I feel like my little electronics geek has grown up and gone off to find his own way in the world
No, I only have the S107g protocol, which I picked up from the following RC forum thread:
[url]Coaxial IR protocol (SH, Syma, etc...) - Page 6 - RC Groups
Not sure whether they share the same protocol, but I thought there might have been some discussion of the S105 on that thread, either earlier or later than the portion that details the S107 info.
It’s not clear from the thread…is there a special route to order these as samples? I had to dig just to figure out how to add them to the cart, but it’s looking like around $40, including shipping. Not the end of the world, but a bit steep for sockets.
@ Pete From the thread Ian linked to, looks like you picked up some of these…how did you go about it? Did you get them as samples?
Also, thanks to both of you for all the help and encouragement along the way. I can still remember when my Spider starter kit arrived, and I plugged it in and stared at the screen showing “Waiting for debug commands…” and having not a clue what to do next.
Then I discovered the GHI getting started doc in my Start menu, and put together the digital camera sample in about 15-20 minutes. From then on, I’ve been hooked.
To make it even better, the v0.1 module prototype wasn’t my first soldering project today…MakerShed had a special on Netduino and MakerShield together for just the cost of the Netduino, and since I figured it can’t hurt to try different form factors, I couldn’t resist. This afternoon, I put together the MakerShield in around 40 minutes. Relatively simple kit, but satisfying nonetheless.
Two things that helped make that project easier are the needle tip I picked up for my soldering iron recently (the chisel tip heats up the PCB too much), and the small side-cutters I got today for trimming leads. Both make for much cleaner end results.

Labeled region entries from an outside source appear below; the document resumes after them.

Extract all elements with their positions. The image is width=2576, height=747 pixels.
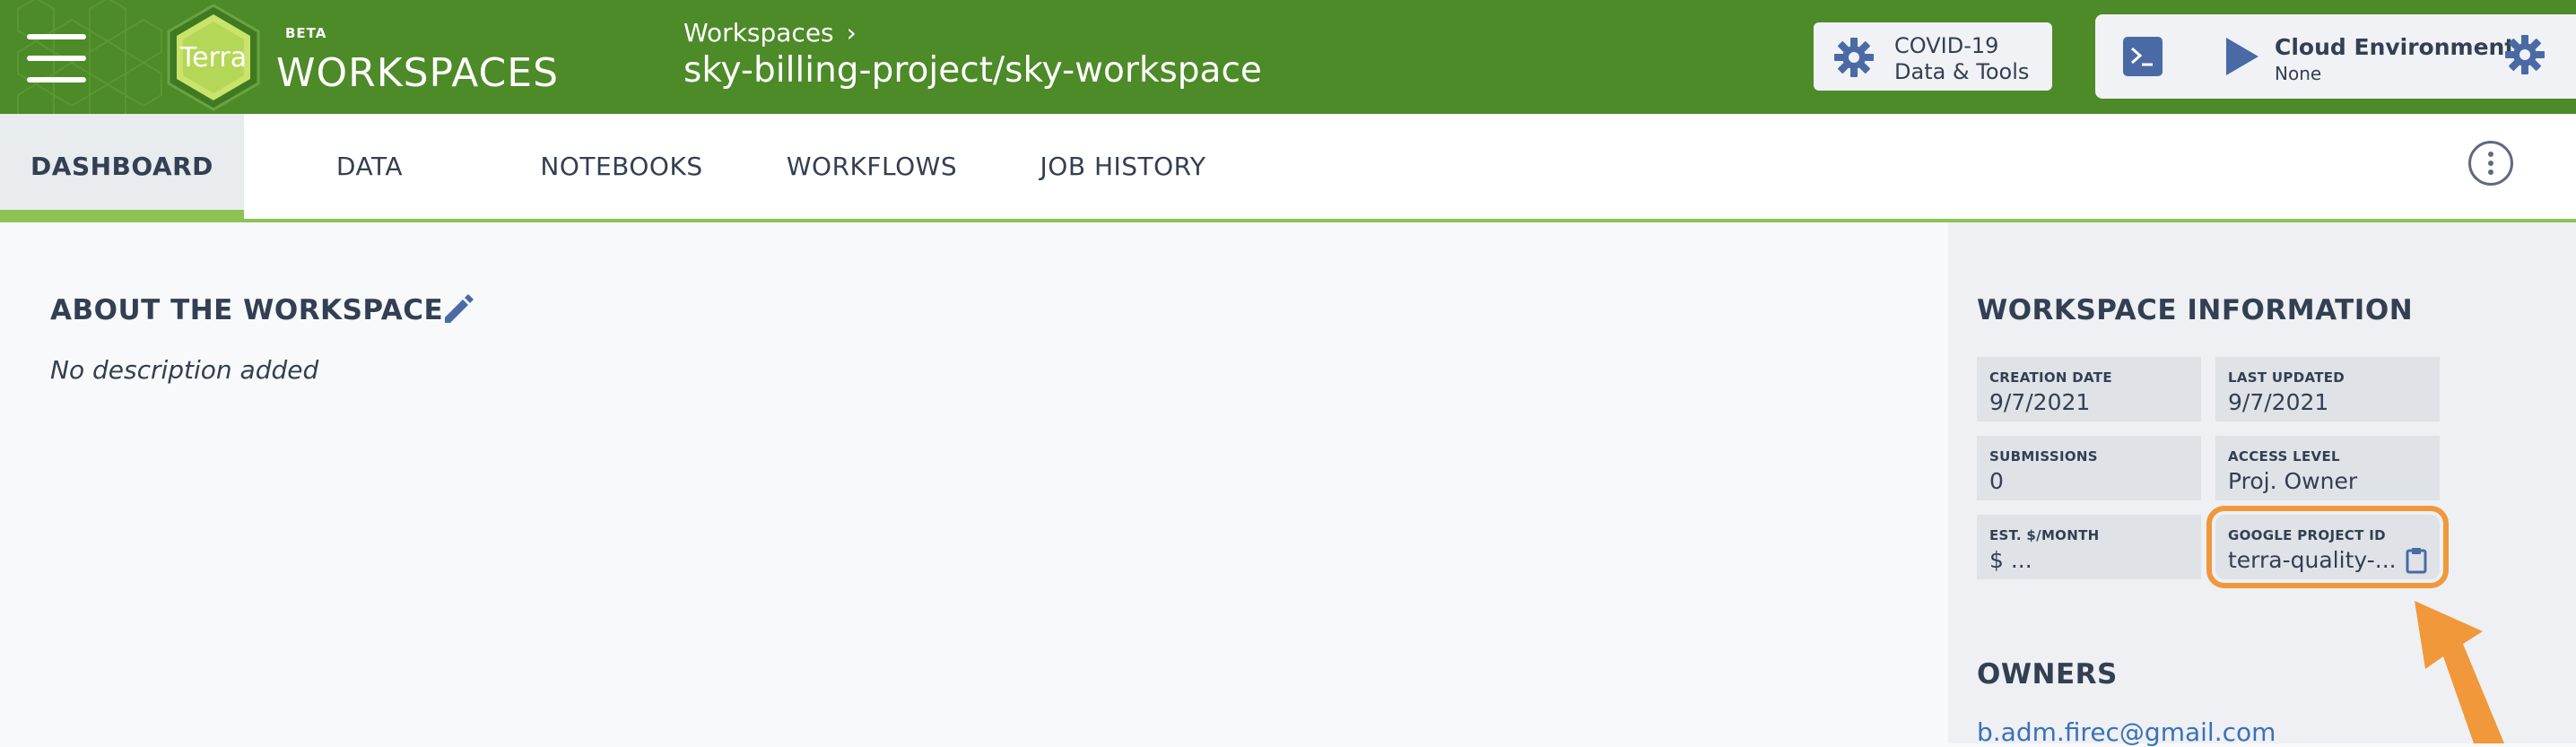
owner-email-link[interactable]: b.adm.firec@gmail.com [1977, 717, 2276, 747]
clipboard-icon[interactable] [2406, 547, 2427, 574]
play-icon[interactable] [2223, 36, 2260, 77]
google-project-id-value: terra-quality-... [2228, 547, 2397, 573]
workspace-tab-bar: DASHBOARD DATA NOTEBOOKS WORKFLOWS JOB H… [0, 114, 2576, 222]
beta-badge: BETA [285, 25, 327, 41]
cloud-environment-title[interactable]: Cloud Environment [2275, 34, 2515, 60]
submissions-card: SUBMISSIONS 0 [1977, 436, 2201, 500]
terminal-icon[interactable] [2122, 36, 2163, 77]
terra-logo-icon[interactable]: Terra [158, 2, 269, 113]
cloud-environment-status: None [2275, 63, 2322, 84]
logo-text: Terra [179, 42, 247, 74]
google-project-id-label: GOOGLE PROJECT ID [2228, 527, 2386, 543]
est-monthly-cost-label: EST. $/MONTH [1989, 527, 2100, 543]
last-updated-value: 9/7/2021 [2228, 389, 2329, 415]
breadcrumb-workspaces-link[interactable]: Workspaces [683, 18, 834, 48]
about-workspace-heading: ABOUT THE WORKSPACE [50, 294, 444, 326]
access-level-card: ACCESS LEVEL Proj. Owner [2215, 436, 2440, 500]
creation-date-label: CREATION DATE [1989, 369, 2112, 386]
annotation-arrow-icon [2415, 601, 2504, 743]
tab-job-history[interactable]: JOB HISTORY [1023, 114, 1223, 219]
access-level-value: Proj. Owner [2228, 468, 2358, 494]
covid-sublabel: Data & Tools [1894, 59, 2030, 84]
est-monthly-cost-card: EST. $/MONTH $ ... [1977, 515, 2201, 579]
brand-title: WORKSPACES [276, 50, 559, 96]
creation-date-value: 9/7/2021 [1989, 389, 2091, 415]
creation-date-card: CREATION DATE 9/7/2021 [1977, 357, 2201, 421]
tab-dashboard[interactable]: DASHBOARD [0, 114, 244, 222]
gear-icon [1834, 38, 1874, 77]
cloud-settings-gear-icon[interactable] [2504, 34, 2546, 75]
breadcrumb-chevron-icon: › [846, 18, 857, 48]
owners-heading: OWNERS [1977, 658, 2118, 691]
est-monthly-cost-value: $ ... [1989, 547, 2032, 573]
submissions-label: SUBMISSIONS [1989, 448, 2098, 465]
tab-data[interactable]: DATA [298, 114, 441, 219]
google-project-id-card: GOOGLE PROJECT ID terra-quality-... [2206, 506, 2449, 588]
workspace-title: sky-billing-project/sky-workspace [683, 50, 1262, 91]
submissions-value: 0 [1989, 468, 2004, 494]
tab-workflows[interactable]: WORKFLOWS [768, 114, 976, 219]
workspace-information-heading: WORKSPACE INFORMATION [1977, 294, 2414, 326]
workspace-description: No description added [50, 355, 319, 385]
hamburger-menu-icon[interactable] [27, 34, 86, 83]
last-updated-card: LAST UPDATED 9/7/2021 [2215, 357, 2440, 421]
access-level-label: ACCESS LEVEL [2228, 448, 2340, 465]
cloud-environment-panel: Cloud Environment None [2095, 14, 2576, 99]
tab-notebooks[interactable]: NOTEBOOKS [518, 114, 725, 219]
breadcrumb: Workspaces › [683, 18, 857, 48]
pencil-icon[interactable] [441, 292, 475, 326]
covid-data-tools-button[interactable]: COVID-19 Data & Tools [1814, 22, 2052, 91]
last-updated-label: LAST UPDATED [2228, 369, 2345, 386]
more-options-kebab-icon[interactable] [2468, 141, 2513, 186]
covid-label: COVID-19 [1894, 33, 1999, 58]
app-header: Terra BETA WORKSPACES Workspaces › sky-bi… [0, 0, 2576, 114]
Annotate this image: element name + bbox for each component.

If you can’t find the S105 info in that thread, another option is to capture and analyze it yourself. I’m guessing you have a logic analyzer, which should make the job pretty easy, but even if you don’t, an eblock infrared receiver will do the trick, along with this code:
[url]GHI Electronics – Where Hardware Meets Software
which you can use to capture an array of the timings. Before I found the S107 info in the RC thread, I was in the process of capturing and analyzing packets using the IR receiver eblock. I’d just record the input, copy and paste it into Excel, and then run a leveling macro that would show me which timings represented low vs. high. Probably a bit more involved than using a logic analyzer, but since I don’t own one…
I may still have the project available, if you’d like me to share it.
@ Ian / @ Pete
Never mind on the Samtec thing…finally found the Samples link.
Thanks for the heads-up, Ian. And thank you both for all of your help along the way. I’ve still got loads and loads to learn, but it’s thanks to you and the rest of this community that I’ve gotten this far this fast.